If you have an error it will look like this:

Cell In[1], line 3
  print("I like typing this.
        ^
SyntaxError: unterminated string literal (detected at line 1)

It's important that you can read these error messages because you will be making many of these mistakes. Even I make many of these mistakes. Let's look at this line by line.

  1. We ran our command in the Jupyter cell with SHIFT-ENTER.
  2. Python tells us that the cell has an error on line 3.
  3. It prints this line of code for us to see it.
  4. Then it puts a ^ (caret) character to point at where the problem is. Notice the missing " (double-quote) character at the end though?
  5. Finally, it prints out a "SyntaxError" and tells us something about what might be the error. Usually these are very cryptic, but if you copy that text into a search engine, you will find someone else who's had that error, and you can probably figure out how to fix it.

Study Drills

The Study Drills contain things you should try to do.
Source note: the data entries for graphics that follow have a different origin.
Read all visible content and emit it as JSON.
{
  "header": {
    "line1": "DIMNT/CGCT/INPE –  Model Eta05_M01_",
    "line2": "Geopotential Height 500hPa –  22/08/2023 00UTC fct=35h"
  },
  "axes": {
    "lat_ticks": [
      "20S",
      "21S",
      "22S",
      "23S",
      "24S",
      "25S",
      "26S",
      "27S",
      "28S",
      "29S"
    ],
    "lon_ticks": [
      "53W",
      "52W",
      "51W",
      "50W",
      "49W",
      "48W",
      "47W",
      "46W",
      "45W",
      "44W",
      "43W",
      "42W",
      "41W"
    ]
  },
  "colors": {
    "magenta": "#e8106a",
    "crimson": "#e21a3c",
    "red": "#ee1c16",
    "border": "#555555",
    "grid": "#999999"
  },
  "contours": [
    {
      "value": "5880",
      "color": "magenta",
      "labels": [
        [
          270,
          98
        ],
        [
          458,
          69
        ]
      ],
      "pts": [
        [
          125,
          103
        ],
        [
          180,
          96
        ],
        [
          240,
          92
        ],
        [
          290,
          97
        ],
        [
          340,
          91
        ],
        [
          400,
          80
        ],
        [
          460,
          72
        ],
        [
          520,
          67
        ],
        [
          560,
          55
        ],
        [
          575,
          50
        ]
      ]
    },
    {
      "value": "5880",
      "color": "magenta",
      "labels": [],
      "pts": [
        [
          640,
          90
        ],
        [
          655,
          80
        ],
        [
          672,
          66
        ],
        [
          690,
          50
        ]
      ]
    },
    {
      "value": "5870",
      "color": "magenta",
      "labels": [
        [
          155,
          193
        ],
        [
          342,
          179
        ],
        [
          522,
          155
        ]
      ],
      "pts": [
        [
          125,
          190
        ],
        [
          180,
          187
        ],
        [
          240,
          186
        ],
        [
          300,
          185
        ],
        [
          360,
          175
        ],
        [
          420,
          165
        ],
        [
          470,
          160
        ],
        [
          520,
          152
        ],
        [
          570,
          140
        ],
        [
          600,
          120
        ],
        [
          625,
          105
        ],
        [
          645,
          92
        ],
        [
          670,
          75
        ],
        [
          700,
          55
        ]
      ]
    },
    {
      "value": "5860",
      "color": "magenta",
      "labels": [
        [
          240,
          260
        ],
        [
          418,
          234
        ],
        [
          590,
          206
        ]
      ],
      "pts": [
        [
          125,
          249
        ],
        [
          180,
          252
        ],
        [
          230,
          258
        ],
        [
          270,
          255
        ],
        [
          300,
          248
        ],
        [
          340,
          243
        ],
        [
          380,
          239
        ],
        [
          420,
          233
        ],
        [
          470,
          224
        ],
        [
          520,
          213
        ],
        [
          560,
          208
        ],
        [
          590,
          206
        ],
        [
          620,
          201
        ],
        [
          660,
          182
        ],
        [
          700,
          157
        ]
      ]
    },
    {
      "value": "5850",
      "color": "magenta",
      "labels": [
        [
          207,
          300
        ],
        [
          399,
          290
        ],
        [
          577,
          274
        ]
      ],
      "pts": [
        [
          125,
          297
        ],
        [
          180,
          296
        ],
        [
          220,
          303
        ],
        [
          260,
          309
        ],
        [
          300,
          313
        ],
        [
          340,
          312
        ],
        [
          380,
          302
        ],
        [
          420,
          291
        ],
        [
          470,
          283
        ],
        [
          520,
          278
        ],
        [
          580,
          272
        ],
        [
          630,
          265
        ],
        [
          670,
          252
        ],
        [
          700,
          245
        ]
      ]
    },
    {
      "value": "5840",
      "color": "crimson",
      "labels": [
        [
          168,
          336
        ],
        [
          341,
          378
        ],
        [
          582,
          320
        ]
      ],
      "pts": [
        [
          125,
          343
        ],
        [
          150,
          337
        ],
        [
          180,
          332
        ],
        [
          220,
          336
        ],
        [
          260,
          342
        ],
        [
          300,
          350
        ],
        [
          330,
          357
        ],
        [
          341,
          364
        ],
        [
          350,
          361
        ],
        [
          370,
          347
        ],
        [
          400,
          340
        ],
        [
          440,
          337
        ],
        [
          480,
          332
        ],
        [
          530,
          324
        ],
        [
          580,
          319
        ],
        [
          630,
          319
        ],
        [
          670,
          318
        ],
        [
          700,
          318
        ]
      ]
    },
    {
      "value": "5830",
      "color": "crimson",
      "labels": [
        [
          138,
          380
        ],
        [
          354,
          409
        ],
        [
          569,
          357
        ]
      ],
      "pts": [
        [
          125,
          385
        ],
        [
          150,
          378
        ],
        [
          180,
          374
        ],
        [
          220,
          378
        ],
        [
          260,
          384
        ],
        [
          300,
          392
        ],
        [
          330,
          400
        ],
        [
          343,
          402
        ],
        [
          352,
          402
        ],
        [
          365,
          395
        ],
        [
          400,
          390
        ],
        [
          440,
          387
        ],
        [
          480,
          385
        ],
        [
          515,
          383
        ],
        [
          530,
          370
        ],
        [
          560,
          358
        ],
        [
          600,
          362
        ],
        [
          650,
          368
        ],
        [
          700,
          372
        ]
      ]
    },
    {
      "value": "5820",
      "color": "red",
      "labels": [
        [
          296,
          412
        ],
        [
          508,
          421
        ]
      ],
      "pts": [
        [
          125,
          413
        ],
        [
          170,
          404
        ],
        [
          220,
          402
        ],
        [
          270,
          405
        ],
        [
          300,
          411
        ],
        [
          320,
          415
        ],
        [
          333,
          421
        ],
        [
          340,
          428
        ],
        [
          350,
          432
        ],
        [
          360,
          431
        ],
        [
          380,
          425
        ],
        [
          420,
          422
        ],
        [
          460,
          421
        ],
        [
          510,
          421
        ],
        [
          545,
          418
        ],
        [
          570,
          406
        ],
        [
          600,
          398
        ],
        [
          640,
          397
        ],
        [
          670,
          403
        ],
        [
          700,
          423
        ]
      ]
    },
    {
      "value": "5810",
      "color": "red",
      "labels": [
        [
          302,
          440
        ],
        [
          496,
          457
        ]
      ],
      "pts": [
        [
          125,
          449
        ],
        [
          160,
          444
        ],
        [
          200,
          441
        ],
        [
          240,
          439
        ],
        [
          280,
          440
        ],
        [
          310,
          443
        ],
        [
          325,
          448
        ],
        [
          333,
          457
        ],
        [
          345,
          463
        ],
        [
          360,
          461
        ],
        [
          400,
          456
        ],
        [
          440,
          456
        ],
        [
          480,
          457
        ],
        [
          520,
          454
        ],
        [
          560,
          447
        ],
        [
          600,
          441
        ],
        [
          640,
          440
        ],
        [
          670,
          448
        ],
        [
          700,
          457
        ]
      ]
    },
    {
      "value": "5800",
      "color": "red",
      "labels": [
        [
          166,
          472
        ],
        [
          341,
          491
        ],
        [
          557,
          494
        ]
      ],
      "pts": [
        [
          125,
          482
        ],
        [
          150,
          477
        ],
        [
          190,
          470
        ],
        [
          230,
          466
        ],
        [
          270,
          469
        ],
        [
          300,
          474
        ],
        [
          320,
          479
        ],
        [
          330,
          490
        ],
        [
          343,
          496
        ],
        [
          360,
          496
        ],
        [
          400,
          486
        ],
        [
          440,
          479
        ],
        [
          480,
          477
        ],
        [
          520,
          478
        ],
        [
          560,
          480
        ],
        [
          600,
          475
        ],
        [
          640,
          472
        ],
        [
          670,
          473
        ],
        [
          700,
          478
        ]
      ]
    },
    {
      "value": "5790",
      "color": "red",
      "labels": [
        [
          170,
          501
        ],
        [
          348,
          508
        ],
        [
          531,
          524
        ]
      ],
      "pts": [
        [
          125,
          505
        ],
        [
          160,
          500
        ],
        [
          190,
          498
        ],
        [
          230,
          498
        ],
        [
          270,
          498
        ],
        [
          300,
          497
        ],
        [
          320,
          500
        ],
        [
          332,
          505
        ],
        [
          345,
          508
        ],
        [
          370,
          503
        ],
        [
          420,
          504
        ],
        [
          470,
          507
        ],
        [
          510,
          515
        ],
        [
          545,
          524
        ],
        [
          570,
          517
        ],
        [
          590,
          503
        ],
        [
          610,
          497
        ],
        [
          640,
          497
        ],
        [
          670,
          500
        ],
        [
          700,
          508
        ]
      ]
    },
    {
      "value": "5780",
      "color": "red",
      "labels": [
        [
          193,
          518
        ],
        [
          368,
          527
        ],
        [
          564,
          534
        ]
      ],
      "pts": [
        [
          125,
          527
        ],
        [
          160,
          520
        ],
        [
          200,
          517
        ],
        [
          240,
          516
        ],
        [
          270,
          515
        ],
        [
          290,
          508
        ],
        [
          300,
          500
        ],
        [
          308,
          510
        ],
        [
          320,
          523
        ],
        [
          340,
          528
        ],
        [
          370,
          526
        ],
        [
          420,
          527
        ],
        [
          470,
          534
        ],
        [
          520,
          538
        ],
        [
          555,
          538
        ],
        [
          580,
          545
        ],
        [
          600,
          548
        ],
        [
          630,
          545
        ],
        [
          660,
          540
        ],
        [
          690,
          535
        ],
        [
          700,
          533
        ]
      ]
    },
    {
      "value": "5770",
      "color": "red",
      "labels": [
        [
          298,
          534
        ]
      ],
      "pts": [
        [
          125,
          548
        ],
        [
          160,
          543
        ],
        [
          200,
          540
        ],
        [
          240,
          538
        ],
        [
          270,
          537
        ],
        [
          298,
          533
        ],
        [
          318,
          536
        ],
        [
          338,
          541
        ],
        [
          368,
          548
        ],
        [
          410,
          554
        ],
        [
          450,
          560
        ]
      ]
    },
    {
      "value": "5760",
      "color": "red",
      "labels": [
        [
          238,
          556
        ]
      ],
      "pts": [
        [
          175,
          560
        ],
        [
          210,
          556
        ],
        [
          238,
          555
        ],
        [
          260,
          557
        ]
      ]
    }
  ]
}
If you can't, skip it and come back later.

For this exercise, try these things:

  1. Make your script print another line.
  2. Make your script print only one of the lines.
  3. Put a # (octothorpe) character at the beginning of a line. What did it do? Try to find out what this character does.

From now on, I won't explain how each exercise works unless an exercise is different.

An "octothorpe" is also called a "pound", "hash", "mesh", or any number of names. Pick the one that makes you chill out.

Common Student Questions

These are actual questions that real students have asked when doing this exercise.

The Blue Plus

If you ever want to create a file with Jupyter and use its editor you can use the "blue plus" as shown in this image which I've placed a giant red circle around:

The blue plus in the top left of the Jupyter window

If you don't see this then you most likely started Jupyter wrong by accidentally starting the Jupyter Notebook in your start menu instead of typing jupyter-lab.